とまぁ、字面だけを追うと塩梅とは何ともいい加減な、テキトーなどっちつかず言葉に聞こえるが、それが良いと思う。白なら白、黒なら黒とハッキリさせたい気持ちもあるが、そう簡単にいかないのが世の常。だから、良くいえばバランス感覚ではなかろうか。イエスかノーかで計れない時、「このへんでいいか」てな感じが、塩梅なのである。
第1回に書いたが、(私も含め)人間は愚かな生き物である。すべて損得の秤で判断し、自分にとって損なものは徹底的に排除する。そんな傾向が強まってきているように感じる。こうした損得の二元論をハナから否定する訳ではないが、どうも昨今の(特に若年層の)凄惨極まりない犯罪を考えると、この論法に帰着してしまう。

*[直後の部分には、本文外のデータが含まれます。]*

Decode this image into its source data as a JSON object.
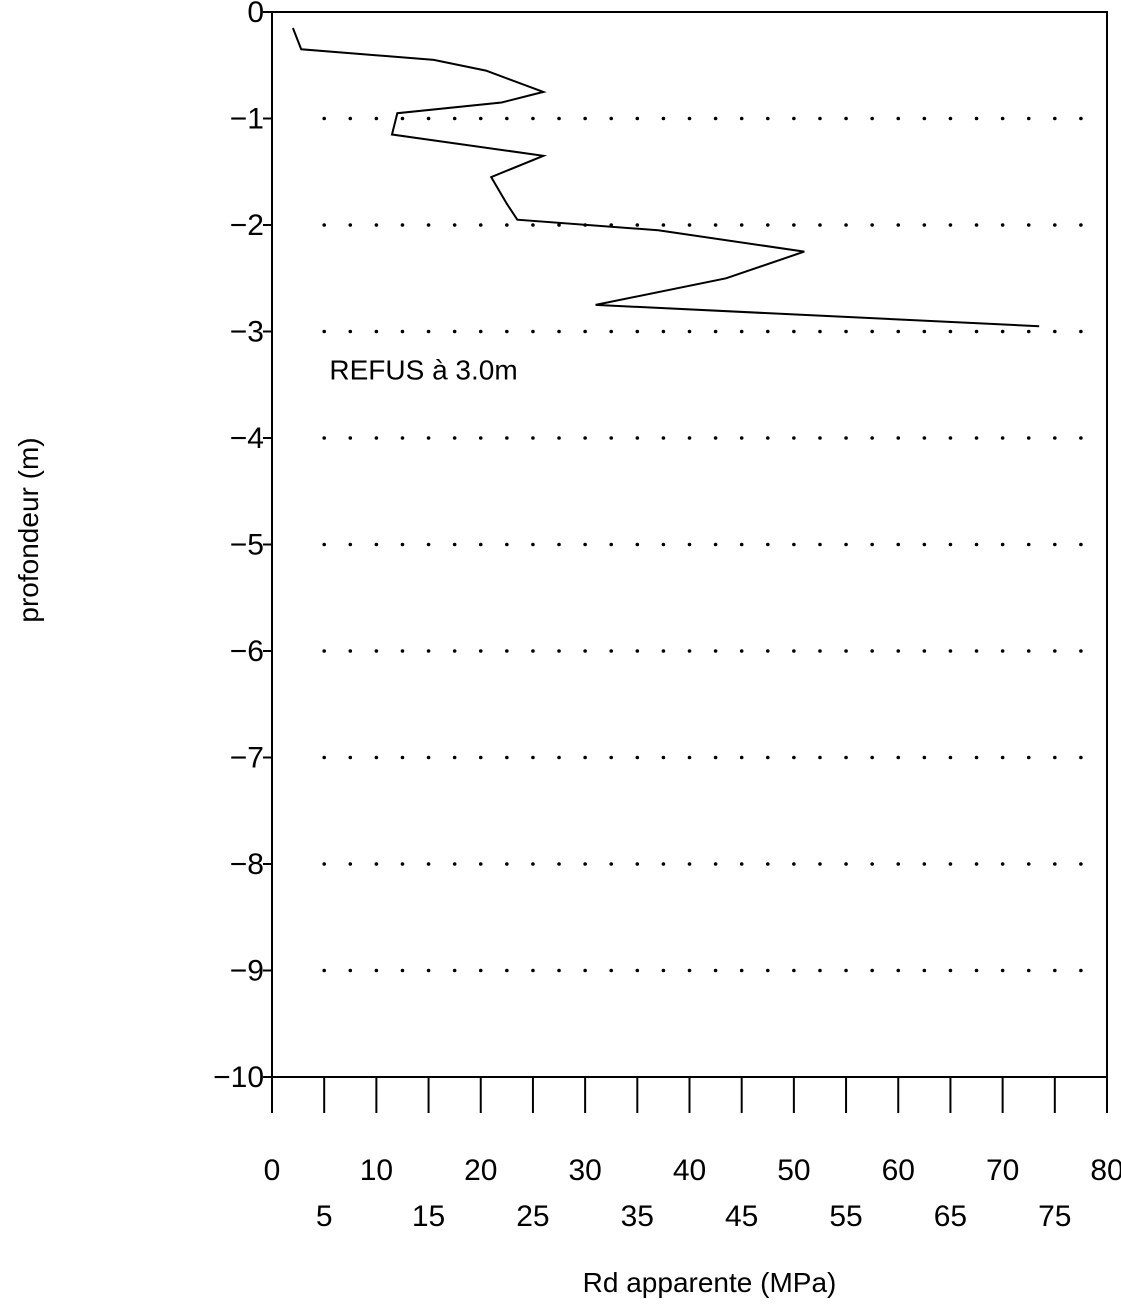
{
  "chart_data": {
    "type": "line",
    "xlabel": "Rd apparente (MPa)",
    "ylabel": "profondeur (m)",
    "xlim": [
      0,
      80
    ],
    "ylim": [
      -10,
      0
    ],
    "x_ticks_top": [
      0,
      10,
      20,
      30,
      40,
      50,
      60,
      70,
      80
    ],
    "x_ticks_bottom": [
      5,
      15,
      25,
      35,
      45,
      55,
      65,
      75
    ],
    "y_ticks": [
      0,
      -1,
      -2,
      -3,
      -4,
      -5,
      -6,
      -7,
      -8,
      -9,
      -10
    ],
    "grid": "dotted",
    "annotation": "REFUS à 3.0m",
    "series": [
      {
        "x": [
          2.0,
          2.8,
          15.5,
          20.5,
          26.0,
          22.0,
          12.0,
          11.5,
          26.0,
          21.0,
          22.5,
          23.5,
          37.0,
          51.0,
          43.5,
          31.0,
          73.5
        ],
        "y": [
          -0.15,
          -0.35,
          -0.45,
          -0.55,
          -0.75,
          -0.85,
          -0.95,
          -1.15,
          -1.35,
          -1.55,
          -1.8,
          -1.95,
          -2.05,
          -2.25,
          -2.5,
          -2.75,
          -2.95
        ]
      }
    ]
  }
}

もともと愚かなのだから思い通りに行かなくて当たり前、とばかりにもっと大らかに構えていられないものか。健康にしてもそうである。病気や悩みがないのは頗(すこぶ)る結構なことだが、ひとたび病気になったら、何日間かあるいは一生その病気とともに過ごさなければならない。その現実を、どう受け入れるかも健康の大切なキーワードだと思う。
朝、目が覚めて「何となく昨日よりも調子が良い」なんて時は、まさしく『本日は良い塩梅で』ある。確かな根拠はなくとも良い加減(いい加減ではない)、良い具合ならそれで良いじゃないか。そして「明日も良い塩梅でありますように」と思うこと。これが私なりの健康との付き合い方である。皆様はどう思われますか…。
ご愛読ありがとうございます。読者ならびに編集スタッフの皆様に心から感謝申し上げます。お後がよろしいようで。